Of the 863 million carbon credits issued so far under the U.N.-backed scheme, 54 million were generated by the Russian plants. If you consider a large portion of these credits are phony and that the partners who bought these credits chose not to reduce their emissions thinking they were offsetting instead, then what happens is you wind up with more carbon emissions. Another study published by the same authors found there were 600 million more tonnes of CO2 emitted had the scheme not been in place. More precisely, the researchers found 73% of the offsets generated didn’t meet the key criteria of “additionality”. “This means that these projects would have happened anyway without any carbon credit finance,” The BBC reports.

“Some early projects were of good quality, but in 2011-2012, numerous projects were registered in Ukraine and Russia which had started long before and were clearly not motivated by carbon credits,” said Vladyslav Zhezherin, a co-author of the study.

Most of these credits wound up in the EU’s Emissions Trading Scheme. Because of the faulty credits, the EU’s emission reduction goal may have been pulled down by 400 million tonnes of CO2, or $2 billion at the current credit valuation on the market. On the bright side, not all stakeholders cheated. In countries like Poland and Germany the initiative was a sound success, with 70% credit integrity and a whooping 96%, respectively. That’s because these countries chose to strictly regulate who they let enter the market.

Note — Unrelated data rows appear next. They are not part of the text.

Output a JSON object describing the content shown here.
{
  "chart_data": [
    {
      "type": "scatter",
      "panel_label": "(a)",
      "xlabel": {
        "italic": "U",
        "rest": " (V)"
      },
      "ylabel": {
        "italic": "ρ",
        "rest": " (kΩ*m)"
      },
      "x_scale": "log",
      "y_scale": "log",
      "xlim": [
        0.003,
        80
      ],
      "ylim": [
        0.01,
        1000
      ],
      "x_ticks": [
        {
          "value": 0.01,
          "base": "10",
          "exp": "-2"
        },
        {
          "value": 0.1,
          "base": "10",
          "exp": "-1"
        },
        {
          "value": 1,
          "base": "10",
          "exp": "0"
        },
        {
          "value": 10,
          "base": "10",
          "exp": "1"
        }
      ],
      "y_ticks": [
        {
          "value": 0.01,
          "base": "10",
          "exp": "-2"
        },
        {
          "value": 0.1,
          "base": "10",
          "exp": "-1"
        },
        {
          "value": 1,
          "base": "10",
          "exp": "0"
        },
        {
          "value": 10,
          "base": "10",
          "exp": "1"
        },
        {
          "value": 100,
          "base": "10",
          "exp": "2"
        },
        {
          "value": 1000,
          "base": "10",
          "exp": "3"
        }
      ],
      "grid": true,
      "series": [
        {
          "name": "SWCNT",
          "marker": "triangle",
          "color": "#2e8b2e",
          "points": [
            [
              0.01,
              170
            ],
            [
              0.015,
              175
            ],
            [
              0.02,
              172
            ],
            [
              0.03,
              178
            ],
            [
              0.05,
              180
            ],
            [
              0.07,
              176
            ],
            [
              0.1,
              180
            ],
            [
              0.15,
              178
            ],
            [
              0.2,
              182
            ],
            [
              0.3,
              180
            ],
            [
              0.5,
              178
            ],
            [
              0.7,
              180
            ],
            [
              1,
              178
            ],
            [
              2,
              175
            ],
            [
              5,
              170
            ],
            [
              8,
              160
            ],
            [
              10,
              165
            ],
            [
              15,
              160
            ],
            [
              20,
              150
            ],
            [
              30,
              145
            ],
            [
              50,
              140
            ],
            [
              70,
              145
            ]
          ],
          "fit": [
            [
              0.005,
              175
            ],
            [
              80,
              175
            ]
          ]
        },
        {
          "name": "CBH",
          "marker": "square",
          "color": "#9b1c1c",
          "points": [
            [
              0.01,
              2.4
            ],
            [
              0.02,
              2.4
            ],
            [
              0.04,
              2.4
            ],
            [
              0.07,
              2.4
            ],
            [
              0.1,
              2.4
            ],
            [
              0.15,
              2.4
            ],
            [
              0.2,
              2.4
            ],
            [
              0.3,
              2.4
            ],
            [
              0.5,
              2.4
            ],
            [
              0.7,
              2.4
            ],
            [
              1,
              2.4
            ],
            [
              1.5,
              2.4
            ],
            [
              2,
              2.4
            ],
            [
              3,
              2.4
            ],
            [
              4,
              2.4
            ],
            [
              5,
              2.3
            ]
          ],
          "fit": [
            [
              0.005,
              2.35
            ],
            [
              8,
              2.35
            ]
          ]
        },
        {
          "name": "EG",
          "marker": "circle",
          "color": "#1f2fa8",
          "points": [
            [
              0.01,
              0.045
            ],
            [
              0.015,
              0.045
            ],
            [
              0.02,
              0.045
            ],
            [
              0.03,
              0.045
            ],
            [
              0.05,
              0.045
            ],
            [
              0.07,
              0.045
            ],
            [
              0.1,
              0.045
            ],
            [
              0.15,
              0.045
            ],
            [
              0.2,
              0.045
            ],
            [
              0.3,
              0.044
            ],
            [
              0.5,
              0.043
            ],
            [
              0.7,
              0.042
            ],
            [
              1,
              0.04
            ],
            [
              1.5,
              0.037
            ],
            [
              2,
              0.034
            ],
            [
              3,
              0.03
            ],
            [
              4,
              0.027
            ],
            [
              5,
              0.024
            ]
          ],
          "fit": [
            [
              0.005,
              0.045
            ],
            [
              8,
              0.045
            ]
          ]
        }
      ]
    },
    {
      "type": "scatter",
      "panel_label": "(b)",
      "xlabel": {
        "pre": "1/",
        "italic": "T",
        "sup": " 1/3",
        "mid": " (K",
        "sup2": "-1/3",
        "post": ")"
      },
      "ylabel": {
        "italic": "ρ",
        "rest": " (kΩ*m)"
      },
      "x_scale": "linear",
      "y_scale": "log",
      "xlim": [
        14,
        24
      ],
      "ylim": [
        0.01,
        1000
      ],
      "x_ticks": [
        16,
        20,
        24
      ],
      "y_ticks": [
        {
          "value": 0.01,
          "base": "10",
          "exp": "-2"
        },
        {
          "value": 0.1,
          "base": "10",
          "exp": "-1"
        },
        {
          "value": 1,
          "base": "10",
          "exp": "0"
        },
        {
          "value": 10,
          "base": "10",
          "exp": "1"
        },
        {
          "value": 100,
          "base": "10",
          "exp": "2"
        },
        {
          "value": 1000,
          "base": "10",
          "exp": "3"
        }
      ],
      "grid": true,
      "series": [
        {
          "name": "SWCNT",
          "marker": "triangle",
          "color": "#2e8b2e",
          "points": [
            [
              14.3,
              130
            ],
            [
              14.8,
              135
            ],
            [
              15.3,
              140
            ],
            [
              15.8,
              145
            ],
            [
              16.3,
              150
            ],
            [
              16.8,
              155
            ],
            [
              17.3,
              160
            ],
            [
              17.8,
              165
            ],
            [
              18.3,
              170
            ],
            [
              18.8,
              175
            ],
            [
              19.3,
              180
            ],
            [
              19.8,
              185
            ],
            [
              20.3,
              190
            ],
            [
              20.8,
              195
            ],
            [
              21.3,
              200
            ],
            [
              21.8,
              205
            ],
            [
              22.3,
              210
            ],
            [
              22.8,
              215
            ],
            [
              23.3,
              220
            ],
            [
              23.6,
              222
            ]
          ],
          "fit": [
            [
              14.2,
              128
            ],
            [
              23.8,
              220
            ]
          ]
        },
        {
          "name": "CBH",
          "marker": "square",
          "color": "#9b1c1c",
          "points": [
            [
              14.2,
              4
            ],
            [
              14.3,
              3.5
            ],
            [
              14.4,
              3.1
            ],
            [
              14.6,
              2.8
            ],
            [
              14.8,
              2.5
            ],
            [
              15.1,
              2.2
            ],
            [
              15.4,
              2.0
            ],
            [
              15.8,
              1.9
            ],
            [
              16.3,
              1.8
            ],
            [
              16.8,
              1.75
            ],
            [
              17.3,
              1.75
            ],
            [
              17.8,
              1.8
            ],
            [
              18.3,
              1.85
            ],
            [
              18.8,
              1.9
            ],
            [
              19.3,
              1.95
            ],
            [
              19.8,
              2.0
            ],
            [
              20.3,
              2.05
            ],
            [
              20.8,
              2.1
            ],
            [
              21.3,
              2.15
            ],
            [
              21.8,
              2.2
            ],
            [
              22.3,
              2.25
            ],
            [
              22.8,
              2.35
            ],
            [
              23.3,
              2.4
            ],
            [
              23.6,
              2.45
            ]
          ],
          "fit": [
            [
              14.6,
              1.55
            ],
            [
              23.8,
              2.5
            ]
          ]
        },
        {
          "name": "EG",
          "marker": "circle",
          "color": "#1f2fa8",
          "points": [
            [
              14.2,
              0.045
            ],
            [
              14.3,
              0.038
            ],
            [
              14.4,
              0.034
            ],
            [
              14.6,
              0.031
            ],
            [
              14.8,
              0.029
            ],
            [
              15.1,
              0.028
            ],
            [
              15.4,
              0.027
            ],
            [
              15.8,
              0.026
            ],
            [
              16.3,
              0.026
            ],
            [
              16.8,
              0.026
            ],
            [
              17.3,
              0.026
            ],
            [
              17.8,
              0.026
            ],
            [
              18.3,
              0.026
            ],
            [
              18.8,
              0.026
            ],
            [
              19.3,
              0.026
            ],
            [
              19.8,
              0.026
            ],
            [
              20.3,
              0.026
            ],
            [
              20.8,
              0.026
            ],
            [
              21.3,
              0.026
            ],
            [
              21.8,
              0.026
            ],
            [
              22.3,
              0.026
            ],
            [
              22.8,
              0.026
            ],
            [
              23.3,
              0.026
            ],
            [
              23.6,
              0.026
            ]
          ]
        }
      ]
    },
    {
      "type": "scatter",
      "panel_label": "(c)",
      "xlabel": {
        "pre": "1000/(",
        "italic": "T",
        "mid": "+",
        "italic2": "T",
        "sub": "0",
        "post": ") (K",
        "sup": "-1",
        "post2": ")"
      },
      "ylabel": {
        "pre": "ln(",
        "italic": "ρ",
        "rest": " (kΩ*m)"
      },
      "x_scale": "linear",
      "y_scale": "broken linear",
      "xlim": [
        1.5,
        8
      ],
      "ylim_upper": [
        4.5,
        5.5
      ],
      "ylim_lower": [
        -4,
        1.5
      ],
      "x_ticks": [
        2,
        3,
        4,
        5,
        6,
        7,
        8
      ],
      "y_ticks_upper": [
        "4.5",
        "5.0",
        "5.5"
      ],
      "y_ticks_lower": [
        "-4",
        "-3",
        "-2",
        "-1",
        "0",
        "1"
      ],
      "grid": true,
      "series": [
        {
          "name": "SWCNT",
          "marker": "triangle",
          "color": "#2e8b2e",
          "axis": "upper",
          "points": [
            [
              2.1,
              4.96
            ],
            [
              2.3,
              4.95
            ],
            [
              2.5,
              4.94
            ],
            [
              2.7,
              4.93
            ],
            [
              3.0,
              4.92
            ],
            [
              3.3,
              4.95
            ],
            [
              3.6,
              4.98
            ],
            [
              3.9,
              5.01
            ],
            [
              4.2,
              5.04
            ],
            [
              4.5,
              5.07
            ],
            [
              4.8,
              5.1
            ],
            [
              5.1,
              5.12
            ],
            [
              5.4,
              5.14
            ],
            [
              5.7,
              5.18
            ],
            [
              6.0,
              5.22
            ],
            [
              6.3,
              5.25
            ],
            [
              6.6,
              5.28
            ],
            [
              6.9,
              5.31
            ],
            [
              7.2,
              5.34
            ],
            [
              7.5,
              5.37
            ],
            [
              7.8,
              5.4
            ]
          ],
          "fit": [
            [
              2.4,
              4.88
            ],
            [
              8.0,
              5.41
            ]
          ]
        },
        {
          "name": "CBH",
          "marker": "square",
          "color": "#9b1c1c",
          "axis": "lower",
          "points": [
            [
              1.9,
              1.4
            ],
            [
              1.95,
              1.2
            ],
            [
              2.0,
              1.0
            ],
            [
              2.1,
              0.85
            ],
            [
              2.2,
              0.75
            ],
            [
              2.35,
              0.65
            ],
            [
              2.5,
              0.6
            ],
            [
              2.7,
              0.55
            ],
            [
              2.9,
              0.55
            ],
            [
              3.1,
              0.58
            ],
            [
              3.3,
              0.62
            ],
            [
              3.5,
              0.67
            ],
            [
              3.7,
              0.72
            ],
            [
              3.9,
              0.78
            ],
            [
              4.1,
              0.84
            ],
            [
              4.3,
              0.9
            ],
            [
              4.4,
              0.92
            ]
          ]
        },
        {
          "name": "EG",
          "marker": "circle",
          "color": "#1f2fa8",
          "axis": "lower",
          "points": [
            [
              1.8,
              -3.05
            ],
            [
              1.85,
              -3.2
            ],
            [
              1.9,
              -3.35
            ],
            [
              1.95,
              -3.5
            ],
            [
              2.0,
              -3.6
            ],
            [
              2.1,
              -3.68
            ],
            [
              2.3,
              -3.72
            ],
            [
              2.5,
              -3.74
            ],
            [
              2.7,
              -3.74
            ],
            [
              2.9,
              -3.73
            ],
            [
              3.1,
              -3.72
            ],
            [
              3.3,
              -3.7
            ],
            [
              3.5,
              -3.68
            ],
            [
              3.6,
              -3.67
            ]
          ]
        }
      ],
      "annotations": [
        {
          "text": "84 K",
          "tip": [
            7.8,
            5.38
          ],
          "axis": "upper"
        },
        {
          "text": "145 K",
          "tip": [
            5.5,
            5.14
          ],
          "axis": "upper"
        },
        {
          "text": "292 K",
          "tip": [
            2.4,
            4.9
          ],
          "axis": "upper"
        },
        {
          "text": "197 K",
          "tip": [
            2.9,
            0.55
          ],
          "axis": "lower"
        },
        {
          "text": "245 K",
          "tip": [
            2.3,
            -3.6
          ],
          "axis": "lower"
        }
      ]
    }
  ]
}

It’s superfluous to mention just how disastrous this all sounds. But don’t discount offsetting through carbon trading just yet. It’s still a good idea, in theory. It’s just that there has to be very firm and strict regulations at stake. Most importantly, an international panel which is harder to influence through local politics needs to do most of the important regulating work, like deciding who can get it and who can stay.

“In future, we need to do better and we can do better, but the devil will be in the detail and tighter controls will be needed,” said James Wilde from the Carbon Trust.

“If firms are to invest at scale driven by a price for carbon, they need to know that the schemes setting this price in future will be robust and survive for the lifetime of investments.”